At the time I was writing this column, the High Election Commission had not yet announced the official results. However, based on unofficial results published in the media, Morsi is the first democratically elected president in Egyptian history.
However, as the results of the elections last week were being announced, the Supreme Council of the Armed Forces (SCAF) took action to seize the powers of parliament in an attempt to send a message to Morsi and restricted the powers of the president; this was taken as the initial sign of a fierce struggle and competition between the military and the Muslim Brotherhood.
The basic problem in Egypt, as has been the case in Turkey for many years, stems from the doubters who endlessly question the Muslim Brotherhood’s pledge to democracy. For many years, liberal and secular circles in Turkey have argued that the main goal of the religious groups was to introduce Sharia in the country. The fears and prejudices concerning religious people and groups were characterized grotesquely by fabricated images of a Muslim, particularly in Turkish movies, who had an ugly beard, never smiled, was hostile to technology, had two or three wives, lied all the time and was vengeful. By this characterization, the mind of the people was set to feel enmity towards religious groups and people.
But didn’t Islamist politicians play a role in the fears of secular and liberal circles? They certainly did. Some Islamist political leaders who assumed that they were representatives of Islam provoked other segments of society via their messages and statements and exacerbated the overall situation.
In Turkey a prime minister referred to imam-hatip schools as his party’s backyard to a group of religious leaders who were visiting him. Sometimes they provoked the people by saying, “We will come to power, but it is not certain whether it will be bloody or not” and “University rectors will bow before girls wearing headscarves.”
Such acts and moves provoked the deep state that was made up of the military, intelligence, the judiciary, the bureaucracy, businessmen and even terror organizations and led to a deadlock in the state system and democratic process.

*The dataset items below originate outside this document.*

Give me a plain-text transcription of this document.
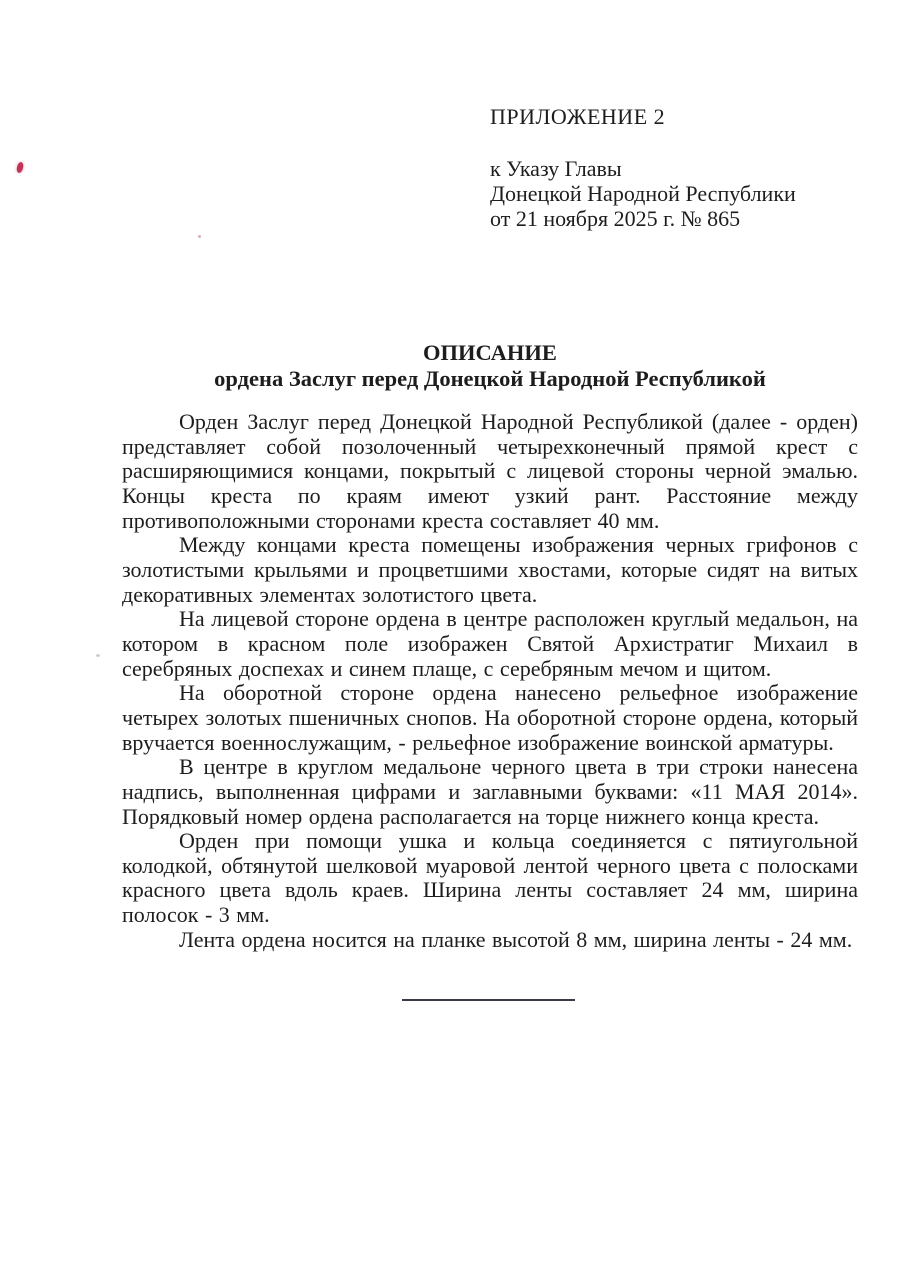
ПРИЛОЖЕНИЕ 2

к Указу Главы

Донецкой Народной Республики

от 21 ноября 2025 г. № 865

ОПИСАНИЕ

ордена Заслуг перед Донецкой Народной Республикой

Орден Заслуг перед Донецкой Народной Республикой (далее - орден) представляет собой позолоченный четырехконечный прямой крест с расширяющимися концами, покрытый с лицевой стороны черной эмалью. Концы креста по краям имеют узкий рант. Расстояние между противоположными сторонами креста составляет 40 мм.

Между концами креста помещены изображения черных грифонов с золотистыми крыльями и процветшими хвостами, которые сидят на витых декоративных элементах золотистого цвета.

На лицевой стороне ордена в центре расположен круглый медальон, на котором в красном поле изображен Святой Архистратиг Михаил в серебряных доспехах и синем плаще, с серебряным мечом и щитом.

На оборотной стороне ордена нанесено рельефное изображение четырех золотых пшеничных снопов. На оборотной стороне ордена, который вручается военнослужащим, - рельефное изображение воинской арматуры.

В центре в круглом медальоне черного цвета в три строки нанесена надпись, выполненная цифрами и заглавными буквами: «11 МАЯ 2014». Порядковый номер ордена располагается на торце нижнего конца креста.

Орден при помощи ушка и кольца соединяется с пятиугольной колодкой, обтянутой шелковой муаровой лентой черного цвета с полосками красного цвета вдоль краев. Ширина ленты составляет 24 мм, ширина полосок - 3 мм.

Лента ордена носится на планке высотой 8 мм, ширина ленты - 24 мм.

Were there skeptics (doubters) in the Islamic circles? There were indeed. Some leading intellectuals of the Islamist groups who saw liberal and leftist segments as enemies of Islam labeled them as Jews, Masons or non-Muslims, and sometimes identified them as traitors. There is still a lack of confidence between these two parties.
Egypt is now experiencing the 80-year-long struggle that Turkey has been experiencing.
The power struggle that started in the aftermath of Hosni Mubarak’s removal from power is becoming more visible. The basis of the struggle is a lack of confidence. Based on weak factual ground and only assumptions or scenarios, liberals and seculars argue that the Islamic circles, particularly the Muslim Brotherhood, will change the country into a religious state, while the religious groups accuse the other groups of plotting against them.
Both sides should reconsider their attitudes. The Muslim Brotherhood movement, which is pretty similar to the National View movement in Turkey, is not a radical organization despite some of its flaws. Its radical aspects will disappear over time. The young segments of the movement are integrated into the world. Once young generations acquire greater control within the movement, the hawkish stance and attitudes will naturally be eliminated.
Unlike their counterparts in Turkey, liberal and leftist organizations in Egypt are pretty moderate and consensual. Such groups in Turkey hold serious prejudices against religion and particularly against Islam; besides, they lack the proper knowledge and information concerning Islam.
However, the average liberals and left-wingers in Egypt are more religious than pious people in Turkey, and they have an extensive knowledge of Islam. Therefore, the Muslim Brotherhood does not need to be afraid of them, and liberals and leftists in Egypt do not need to be afraid of the Muslim Brotherhood.
Therefore, achieving a solution and consensus in Egypt is much easier than finding a solution in Turkey because the majority of the members of these groups pray side by side. We have seen this in the demonstrations held in Tahrir. The whole world has witnessed religious people, liberals and seculars perform Friday prayer together. Even the Christians have joined this nice chorus.
In conclusion, I can say that the problem in Egypt is not about religion or secularism, but it is all about the eagerness of some groups to preserve their privileged status and interests.